April 18, 2018 · District Court of Appeal of Florida, First District · No. 1D17–2255
244 So. 3d 352

Alphonso JAMES, Sr., Appellant,
v.
Julie L. JONES, Secretary, Florida Department of Corrections, Appellee.

No. 1D17-2255

District Court of Appeal of Florida, First District.

April 18, 2018
Rehearing Denied June 4, 2018

Alphonso James, Sr., pro se, Appellant.

Beverly Brewster, Assistant General Counsel, Department of Corrections, Tallahassee, for Appellee.

Rowe, J.

Alphonso James, Sr., whose judgment and sentence became final in 1990, asserts that the trial court erred when it dismissed his petition for the extraordinary writ of habeas corpus. James sought immediate release from incarceration, based on an alleged defect in the paperwork associated with his imprisonment. Since his convictions were final twenty-eight years ago, James has unsuccessfully challenged his judgment and sentence seven times. This, his eighth time challenging his judgment and sentence, is not the charm.

James is serving a sentence imposed by the Twentieth Judicial Circuit Court in Lee County. He is currently incarcerated in Jackson County, located in the Fourteenth Judicial Circuit. James filed his petition in Jackson County, alleging that he was being illegally detained because the county court judge who signed his commitment paperwork in 1990 was without jurisdiction to commit him to the Department of Corrections.

As the trial court observed, it lacked jurisdiction to rule on James's petition because it was not the court that imposed his conviction and sentence. Leichtman v. Singletary , 674 So.2d 889, 891 (Fla. 4th DCA 1996). And the trial court correctly determined that dismissal, rather than transfer of the petition, was proper. As we have explained:

[D]ismissal, rather than transfer, of a petition for writ of habeas corpus is appropriate when the petitioner seeks "the kind of collateral postconviction relief available through a motion filed in the sentencing court, and which (1) would be untimely if considered as a motion for postconviction relief under rule 3.850, (2) raise claims that could have been raised at trial or, if properly preserved, on direct appeal of the judgment and sentence, or (3) would be considered a second or successive motion under rule 3.850 that either fails to allege new or different grounds for relief that were known or should have been known at the time the first motion was filed."

Zuluaga v.
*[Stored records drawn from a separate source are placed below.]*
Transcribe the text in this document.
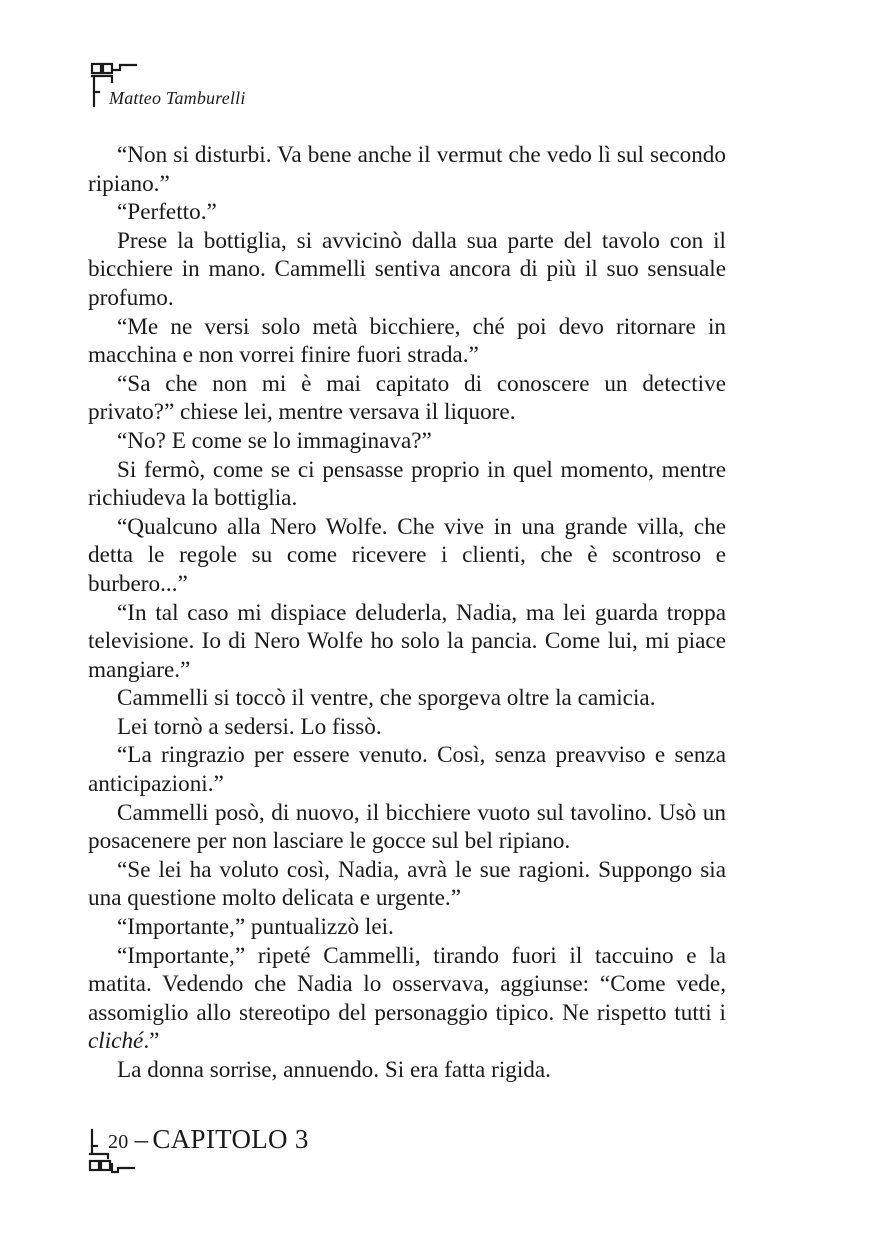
Matteo Tamburelli

“Non si disturbi. Va bene anche il vermut che vedo lì sul secondo ripiano.”

“Perfetto.”

Prese la bottiglia, si avvicinò dalla sua parte del tavolo con il bicchiere in mano. Cammelli sentiva ancora di più il suo sensuale profumo.

“Me ne versi solo metà bicchiere, ché poi devo ritornare in macchina e non vorrei finire fuori strada.”

“Sa che non mi è mai capitato di conoscere un detective privato?” chiese lei, mentre versava il liquore.

“No? E come se lo immaginava?”

Si fermò, come se ci pensasse proprio in quel momento, mentre richiudeva la bottiglia.

“Qualcuno alla Nero Wolfe. Che vive in una grande villa, che detta le regole su come ricevere i clienti, che è scontroso e burbero...”

“In tal caso mi dispiace deluderla, Nadia, ma lei guarda troppa televisione. Io di Nero Wolfe ho solo la pancia. Come lui, mi piace mangiare.”

Cammelli si toccò il ventre, che sporgeva oltre la camicia.

Lei tornò a sedersi. Lo fissò.

“La ringrazio per essere venuto. Così, senza preavviso e senza anticipazioni.”

Cammelli posò, di nuovo, il bicchiere vuoto sul tavolino. Usò un posacenere per non lasciare le gocce sul bel ripiano.

“Se lei ha voluto così, Nadia, avrà le sue ragioni. Suppongo sia una questione molto delicata e urgente.”

“Importante,” puntualizzò lei.

“Importante,” ripeté Cammelli, tirando fuori il taccuino e la matita. Vedendo che Nadia lo osservava, aggiunse: “Come vede, assomiglio allo stereotipo del personaggio tipico. Ne rispetto tutti i cliché.”

La donna sorrise, annuendo. Si era fatta rigida.

20 – CAPITOLO 3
State , 32 So.3d 674, 677 (Fla. 1st DCA 2010) (quoting Baker v. State , 878 So.2d 1236, 1245-46 (Fla. 2004) ).

*354Here, dismissal was proper because James's petition, if considered a 3.850 motion, was both untimely and successive. The motion was filed twenty-six years after his judgment and sentence became final. See Fla. R. Crim. P. 3.850(a)(3) (imposing a two-year time limit on filing motions under this rule). And James's argument that his commitment paperwork was defective is one that he has raised five times previously in the trial court and on appeal to this Court. See Fla. R. Crim. P. 3.850(h)(2) ; Gill v. Jones , 204 So.3d 459 (Fla. 4th DCA 2016) (holding dismissal, rather than transfer, is appropriate where defendant continued to pursue collateral postconviction relief through petitions for writ of habeas corpus in the wrong court). Accordingly, the trial court did not err in dismissing his petition.

AFFIRMED .

Roberts, Wetherell, and Rowe, JJ., concur.